Monday, May 17, 2010

The Shark

Two things about sharks: they have to keep moving, and they have cool gills. How cool? Cool enough that designers have been plagiarizing them for years and years.











They sure look good, don't they? Well, as it turns out they are quite functional too, and I don't mean just for sharks. Although if you ever asked a shark, I suspect he'd tell you that no one really needs them more than he does. The shark has a weakness, though: he has to keep moving to breath. And he has to keep breathing to grow. And he has to keep growing to get big enough to sink a boat out from under that twerp Richard Dreyfuss. Win-win, I figure.

Yes, you're right. This is another one of those long-winded, stretched-to-breaking metaphors. Rather than drag it out any further, here's the deal. I had to move the fuselage to the hangar. It was getting bigger and bigger and was in danger of being beached stuck in the basement. As it was, it was already too big to move in my Subaru. I had to enlist the aid of a slightly larger SUV.

Too slightly, as it turned out. It wouldn't fit in there either.

It had to ride on top.



What's that got to do with the aestheticism and functionality of shark gills, you ask? Is having to move the thing really a thick enough plank to support the weight of that overwrought simile?

Nope.

I have to stop here and share something. This is blasphemous and you may want to avert your eyes. As unpleasant as it is to say, I feel that my inherent honesty compels, neigh, requires that I confess that there are two parts of the RV-12 that I find to be absolutely hideously ugly: the wing tips and the shark gills.

The wing tips have unsightly gaps where the openings between the tabs on the flanges show through, but they are designed for function over beauty. They are (ostensibly) easier to build than messing around with fiberglass, and they have nice hand holds built into them to aid in carrying the wings around when they aren't attached to the rest of the plane. Ugly, but eminently functional.

The shark gills address another building issue. Where the front of the plane meets the back of the plane, there's one of those uncomfortable situations like the east side of a transcontinental railroad being a few feet north of the west side when they first meet in the center. With the RV-12, there's a section that would require a compound curved piece of metal. Rather than create an expensive and hard to produce piece, the designer(s) opted for some curved pieces that would attach together and work their way around the tough spot. I call them the shark gills.

For me, the shark gills have been of those iconic parts where I had seen them on a completed plane and thought "I'll rivet those in myself some day." It was right after thinking "Man, are those ever ugly!"

Today was that day.

I had to finish up a little bulkhead riveting first. Once I realized that I'd be moving to the hangar (Home of the Big Boy Power Air Riveter!) I went on a bit of a riveting strike. Why tear out my tendons using the manual rivet puller when I was going to have the power of compressed air to do my bidding? That said, there were rivets inside of flanges that I'd have to deal with. I've been doing those manually. I figured I'd burn that bridge when I got to it. For now, it was full steam ahead on the bulkhead.

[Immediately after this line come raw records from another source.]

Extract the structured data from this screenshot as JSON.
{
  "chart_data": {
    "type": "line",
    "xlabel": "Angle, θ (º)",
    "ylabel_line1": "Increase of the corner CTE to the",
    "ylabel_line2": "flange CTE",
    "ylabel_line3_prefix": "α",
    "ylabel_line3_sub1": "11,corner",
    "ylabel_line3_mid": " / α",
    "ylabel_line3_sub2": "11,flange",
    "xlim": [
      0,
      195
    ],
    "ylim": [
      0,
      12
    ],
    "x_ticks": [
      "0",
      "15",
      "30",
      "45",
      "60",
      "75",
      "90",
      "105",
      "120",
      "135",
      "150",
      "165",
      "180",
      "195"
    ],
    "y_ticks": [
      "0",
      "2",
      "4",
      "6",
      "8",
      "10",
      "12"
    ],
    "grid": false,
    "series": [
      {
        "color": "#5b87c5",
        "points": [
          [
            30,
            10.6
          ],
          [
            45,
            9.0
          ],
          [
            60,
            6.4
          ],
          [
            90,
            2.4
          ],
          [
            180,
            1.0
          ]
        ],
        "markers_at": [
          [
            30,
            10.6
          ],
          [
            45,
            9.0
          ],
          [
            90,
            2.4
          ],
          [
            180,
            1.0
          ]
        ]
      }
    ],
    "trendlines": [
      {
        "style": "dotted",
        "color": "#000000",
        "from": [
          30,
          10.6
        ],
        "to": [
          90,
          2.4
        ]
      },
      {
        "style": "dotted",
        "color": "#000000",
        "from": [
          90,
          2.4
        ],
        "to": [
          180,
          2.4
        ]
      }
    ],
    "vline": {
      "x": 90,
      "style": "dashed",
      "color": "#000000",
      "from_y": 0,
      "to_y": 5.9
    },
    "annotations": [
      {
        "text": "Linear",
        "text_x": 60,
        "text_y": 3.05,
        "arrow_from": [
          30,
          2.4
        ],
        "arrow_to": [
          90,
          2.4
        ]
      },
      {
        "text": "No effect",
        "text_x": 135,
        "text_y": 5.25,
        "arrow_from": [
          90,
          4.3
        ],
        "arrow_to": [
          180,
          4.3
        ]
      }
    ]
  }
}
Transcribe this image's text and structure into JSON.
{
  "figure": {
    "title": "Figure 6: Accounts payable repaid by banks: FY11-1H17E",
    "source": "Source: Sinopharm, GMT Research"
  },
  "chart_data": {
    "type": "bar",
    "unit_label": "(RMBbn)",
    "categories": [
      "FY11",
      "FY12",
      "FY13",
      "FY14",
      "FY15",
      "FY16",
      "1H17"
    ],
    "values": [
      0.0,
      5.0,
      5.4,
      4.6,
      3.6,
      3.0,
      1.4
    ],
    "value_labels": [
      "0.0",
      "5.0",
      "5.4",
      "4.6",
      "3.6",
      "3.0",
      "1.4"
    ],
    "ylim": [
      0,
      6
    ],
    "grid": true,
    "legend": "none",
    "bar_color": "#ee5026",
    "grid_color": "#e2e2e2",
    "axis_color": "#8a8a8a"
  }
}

Have I mentioned how easily I get spoiled by power tools? I'll spend an order of magnitude more time and effort trying to force a power tool to do the job than it would have taken to just knuckle down and do it manually. Which is how I ended up pulling the inside flange rivets with the air puller.



Oddly enough, it worked pretty well. Right up until it didn't, anyway.



Just as I did with the manual puller, I used the little metal wedge to get the rivet puller in good contact with the rivet. Unlike with the manual puller, if the little wedge gets a little crooked while I'm pulling, it gets, well, wedged pretty tightly in a bad place. It was quite a chore to get that thing back out of there.

The next step was to put in a slew of plastic bushings. They just snap right into the holes and are very simple to install, but I found that I had to lay the plans on top of the fuselage to figure out exactly where each was to go.



And, at long last, the shark gills!

First, cleco them into place.



It goes something like this:

(You might have to press the play button for the full effect)


And ends like this:



The longerons are the next iconic step. And I hear they are no fun at all.

1 comment:

Matt Whiting said...

Those are fish scales, not shark gills. Big difference. LOL.